QUI SOMMES-NOUS POUR COCA-COLA?

Qui sommes-nous?

Qui sommes-nous dans l'entreprise? A l'occasion d'un récent licenciement, les salariés ne peuvent pas ne pas se poser la question. Je suis moi et pas un autre, mais ce que je suis est capable de comprendre l'autre parce que mon expérience me permet de me projeter dans l'expérience d'autrui. Même le saint est capable de comprendre le criminel parce qu'il a aussi été tenté, et si, comme le dit Platon "nul n'est méchant volontairement", tout fautif a des circonstances qui pèsent sur lui et peuvent réduire ses choix.

Qui sanctionne qui?

On dit que plus on fait de grandes choses, plus on risque des désastres, et que ceux qui ont le plus de responsabilités peuvent commettre de plus grandes fautes.
Dans les grands procès publics, on s'aperçoit que les sanctions ne sont pas toujours à la hauteur des responsabilités, et que même les lampistes paient pour les responsables qui passent au travers des mailles du filet.
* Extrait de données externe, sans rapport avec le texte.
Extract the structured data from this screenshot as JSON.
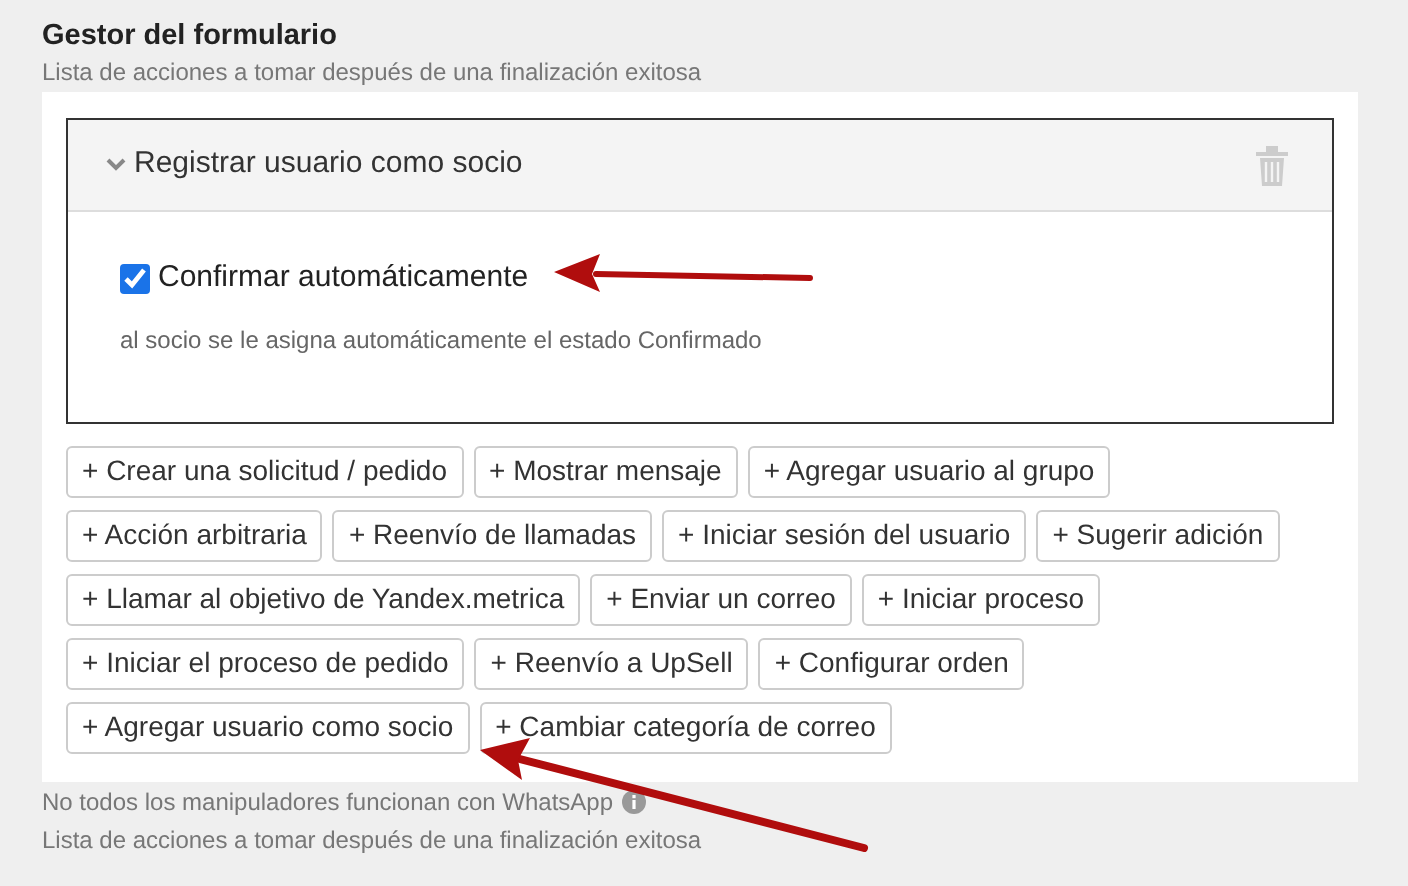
{
  "title": "Gestor del formulario",
  "subtitle": "Lista de acciones a tomar después de una finalización exitosa",
  "action": {
    "title": "Registrar usuario como socio",
    "expanded": true,
    "checkbox": {
      "label": "Confirmar automáticamente",
      "checked": true
    },
    "help": "al socio se le asigna automáticamente el estado Confirmado"
  },
  "button_rows": [
    [
      "+ Crear una solicitud / pedido",
      "+ Mostrar mensaje",
      "+ Agregar usuario al grupo"
    ],
    [
      "+ Acción arbitraria",
      "+ Reenvío de llamadas",
      "+ Iniciar sesión del usuario",
      "+ Sugerir adición"
    ],
    [
      "+ Llamar al objetivo de Yandex.metrica",
      "+ Enviar un correo",
      "+ Iniciar proceso"
    ],
    [
      "+ Iniciar el proceso de pedido",
      "+ Reenvío a UpSell",
      "+ Configurar orden"
    ],
    [
      "+ Agregar usuario como socio",
      "+ Cambiar categoría de correo"
    ]
  ],
  "note": "No todos los manipuladores funcionan con WhatsApp",
  "footer": "Lista de acciones a tomar después de una finalización exitosa"
}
L'entretien préalable est un procès interne

Dans une entreprise, le règlement intérieur est la loi de l'entreprise et les entretiens préalables avant sanction pouvant aller jusqu`au licenciement ou pouvant être sanctionnés par une faute, sont des procès intérieurs, non publics. En tant que salariés, nous avons le devoir de faire un travail effectif en fonction du contrat que nous avons signé. Ce que peut faire l'employeur est limité par le droit du travail, au niveau sécurité, santé, conditions de travail, rémunération, formation, besoins physiologiques et expression. Les syndicats et les représentants élus par les salariés n'ont pas les pouvoirs d'un avocat. Ils n'ont pas par exemple accès au dossier, et le salarié présumé fautif ne sait pas expressément ce qu'on va lui reprocher à part une date de moins de deux mois. Par contre, celui qui enquête, accuse et juge est le même: l'employeur.
Ces différences font que les salariés qui ont reçu des réprimandes, des avertissements ou des mises à pied ont intérêt à informer les délégués du personnel qu'ils ont élus, car il est plus difficile de préparer une défense quand on apprend au dernier moment le passé qui risque d'aggraver la décision de l'employeur.
A l'inverse, un employeur a intérêt à permettre aux délégués du personnel de connaître ses décisions de sanctions car si l'on veut pouvoir aider des salariés en difficulté, il faut d'abord savoir qu'ils ont des problèmes.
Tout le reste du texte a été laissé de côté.